Now, for some history and context. There is a long legacy of places where Europeans invaded/colonized/subjugated other cultures and ethnicities that looking/dressing/speaking/behaving like the European dominators becomes the cultural ideal, because the Europeans and their descendants are the people with wealth, power, and social status. This can be seen quite clearly to this day in Latin America (cf. Bolivia's Evo Morales and the recent coup to overthrow him), but is common in many places.
This phenomenon even extends to beauty standards. In places where Europeans come to dominate people who look very non-European, it's the European-looking people who appear on magazine covers, on TV shows, acting in movies, etc.
So that's one context informing people's reactions to the KKW picture.

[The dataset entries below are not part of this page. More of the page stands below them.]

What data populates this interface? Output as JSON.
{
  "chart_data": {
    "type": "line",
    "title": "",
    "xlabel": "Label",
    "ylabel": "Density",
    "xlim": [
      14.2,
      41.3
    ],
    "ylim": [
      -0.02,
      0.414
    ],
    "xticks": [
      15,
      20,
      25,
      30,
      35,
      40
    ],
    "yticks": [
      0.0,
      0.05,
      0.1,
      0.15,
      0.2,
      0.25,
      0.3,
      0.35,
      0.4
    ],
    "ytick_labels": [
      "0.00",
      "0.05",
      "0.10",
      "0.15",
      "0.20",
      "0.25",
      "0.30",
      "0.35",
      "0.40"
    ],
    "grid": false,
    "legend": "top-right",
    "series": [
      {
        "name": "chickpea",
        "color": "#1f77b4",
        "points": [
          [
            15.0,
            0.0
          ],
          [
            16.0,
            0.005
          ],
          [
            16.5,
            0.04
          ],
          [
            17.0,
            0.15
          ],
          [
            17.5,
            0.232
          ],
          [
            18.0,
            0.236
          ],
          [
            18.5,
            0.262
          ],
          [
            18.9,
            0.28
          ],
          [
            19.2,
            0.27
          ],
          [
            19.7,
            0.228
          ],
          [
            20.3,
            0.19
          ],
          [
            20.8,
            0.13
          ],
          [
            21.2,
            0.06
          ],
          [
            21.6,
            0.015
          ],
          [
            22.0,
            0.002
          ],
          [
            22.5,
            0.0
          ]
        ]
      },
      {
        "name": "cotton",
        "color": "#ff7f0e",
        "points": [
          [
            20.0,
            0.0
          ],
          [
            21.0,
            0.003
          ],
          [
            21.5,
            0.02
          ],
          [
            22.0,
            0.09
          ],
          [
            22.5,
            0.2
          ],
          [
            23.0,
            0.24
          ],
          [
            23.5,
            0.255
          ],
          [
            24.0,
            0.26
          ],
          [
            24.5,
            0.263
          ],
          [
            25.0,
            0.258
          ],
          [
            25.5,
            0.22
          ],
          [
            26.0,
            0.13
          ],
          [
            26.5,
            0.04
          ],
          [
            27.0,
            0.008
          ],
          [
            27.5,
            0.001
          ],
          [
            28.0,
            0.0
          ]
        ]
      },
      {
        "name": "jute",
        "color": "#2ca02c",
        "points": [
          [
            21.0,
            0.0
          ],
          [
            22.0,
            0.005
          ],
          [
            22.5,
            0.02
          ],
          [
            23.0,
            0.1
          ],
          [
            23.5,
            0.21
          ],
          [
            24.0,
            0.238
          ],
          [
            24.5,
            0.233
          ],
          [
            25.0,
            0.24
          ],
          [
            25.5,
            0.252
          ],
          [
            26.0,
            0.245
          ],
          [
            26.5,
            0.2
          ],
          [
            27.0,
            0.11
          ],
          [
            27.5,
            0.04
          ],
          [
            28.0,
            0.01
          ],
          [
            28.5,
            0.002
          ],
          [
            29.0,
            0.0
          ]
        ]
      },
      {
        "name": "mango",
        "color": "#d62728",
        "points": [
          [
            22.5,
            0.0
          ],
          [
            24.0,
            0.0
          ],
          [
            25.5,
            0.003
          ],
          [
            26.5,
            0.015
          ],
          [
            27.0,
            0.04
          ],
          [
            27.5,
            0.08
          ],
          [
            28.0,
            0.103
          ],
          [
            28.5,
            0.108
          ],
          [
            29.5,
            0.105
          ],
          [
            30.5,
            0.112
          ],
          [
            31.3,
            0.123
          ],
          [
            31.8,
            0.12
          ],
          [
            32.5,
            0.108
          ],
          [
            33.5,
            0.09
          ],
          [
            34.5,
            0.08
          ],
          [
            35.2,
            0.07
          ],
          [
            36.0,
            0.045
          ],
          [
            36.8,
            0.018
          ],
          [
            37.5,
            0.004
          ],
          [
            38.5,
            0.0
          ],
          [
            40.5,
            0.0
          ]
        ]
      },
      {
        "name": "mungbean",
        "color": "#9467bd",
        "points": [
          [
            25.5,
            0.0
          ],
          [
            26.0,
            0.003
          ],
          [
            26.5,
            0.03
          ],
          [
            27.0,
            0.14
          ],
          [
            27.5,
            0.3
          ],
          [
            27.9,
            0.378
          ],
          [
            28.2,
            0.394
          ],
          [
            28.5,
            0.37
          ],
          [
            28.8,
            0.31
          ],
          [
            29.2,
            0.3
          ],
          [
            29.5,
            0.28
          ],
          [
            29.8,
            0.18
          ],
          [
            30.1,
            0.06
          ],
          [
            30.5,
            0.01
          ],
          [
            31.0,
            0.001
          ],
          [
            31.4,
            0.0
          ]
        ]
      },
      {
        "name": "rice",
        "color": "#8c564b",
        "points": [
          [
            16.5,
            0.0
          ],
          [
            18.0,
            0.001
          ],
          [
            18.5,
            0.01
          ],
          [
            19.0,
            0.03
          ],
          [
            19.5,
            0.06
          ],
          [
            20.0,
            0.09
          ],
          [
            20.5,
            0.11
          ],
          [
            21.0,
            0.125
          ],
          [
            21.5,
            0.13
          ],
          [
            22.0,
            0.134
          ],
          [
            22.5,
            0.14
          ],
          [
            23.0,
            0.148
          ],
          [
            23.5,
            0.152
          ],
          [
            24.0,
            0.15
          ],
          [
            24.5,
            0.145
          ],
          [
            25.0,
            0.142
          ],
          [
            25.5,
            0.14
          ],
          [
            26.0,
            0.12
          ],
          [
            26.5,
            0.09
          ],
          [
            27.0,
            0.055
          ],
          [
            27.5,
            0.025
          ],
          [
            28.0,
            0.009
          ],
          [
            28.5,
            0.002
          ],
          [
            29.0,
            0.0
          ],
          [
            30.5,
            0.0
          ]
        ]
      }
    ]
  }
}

Another is the long history of American mass media culture playing fast and loose with race and ethnicity and who gets to portray whom in visual media. Actress Rita Moreno (who is Puerto Rican by birth) made a career out of playing "ethnic" roles, playing everything from Pacific Islanders to African-American characters. In recent years, there has been controversy over movies like "Ghost in the Shell", where Scarlett Johanson played a nominally Japanese character, and the movie "Aloha" where white-as-a-roll-of-Charmin Emma Stone was cast as part-Chinese part-Native-Hawaiian character.
The obvious question some ask is, if a movie or TV show or other visual media has a Pacific Islander character, or a Japanese character, or a Native American character, why don't the producers hire someone of that ethnic heritage to play those roles? Why the force-feeding of "white" actors or models into those roles?
Finally, the purpose of most visual presentations like the controversial KKW photo is to sell the consuming audience the idea that the portrayal represents a beauty ideal to which the viewer should aspire. Of course, very few women look like KKW when she's photographed with perfect camera angles, perfect makeup, perfect hair, perfect lighting, and perfect Photoshopping to eliminate any visual flaw that makes it through all the other perfecting processes. Such presentations are made to make the audience feel bad that they don't look like the ideal, so that they will consider purchasing the products of the many advertisers who are sponsoring the visual presentation. The implied message is "You, too, could look like this, if you'd only by the products we're trying to sell you."
Given that notion of such images presented as a beauty ideal, and the history of beauty ideals being Euro-centric,and the history of having ethnic Europeans being used to portray "ethnic" characters, I can see where people would object to the KKW picture.
Their reaction might be along the lines of, "Wait a minute. All this time you've been selling us on the idea that European-looking people are the beauty ideal and that people (esp. women) with African features are 'a bunch of nappy-headed hos." So, not only are you suddenly flipping the script and selling Africanesqe features as a beauty ideal, but you're using someone who isn't of African background to do it? WTF?!?!?!"
Are the terms "cultural appropriation" and "blackface" appropriate descriptors for what is occurring here? I'm not certain. It depends upon how you define those words. But is there something at least a little sketchy going on with this presentation? I think there's a good case to be made.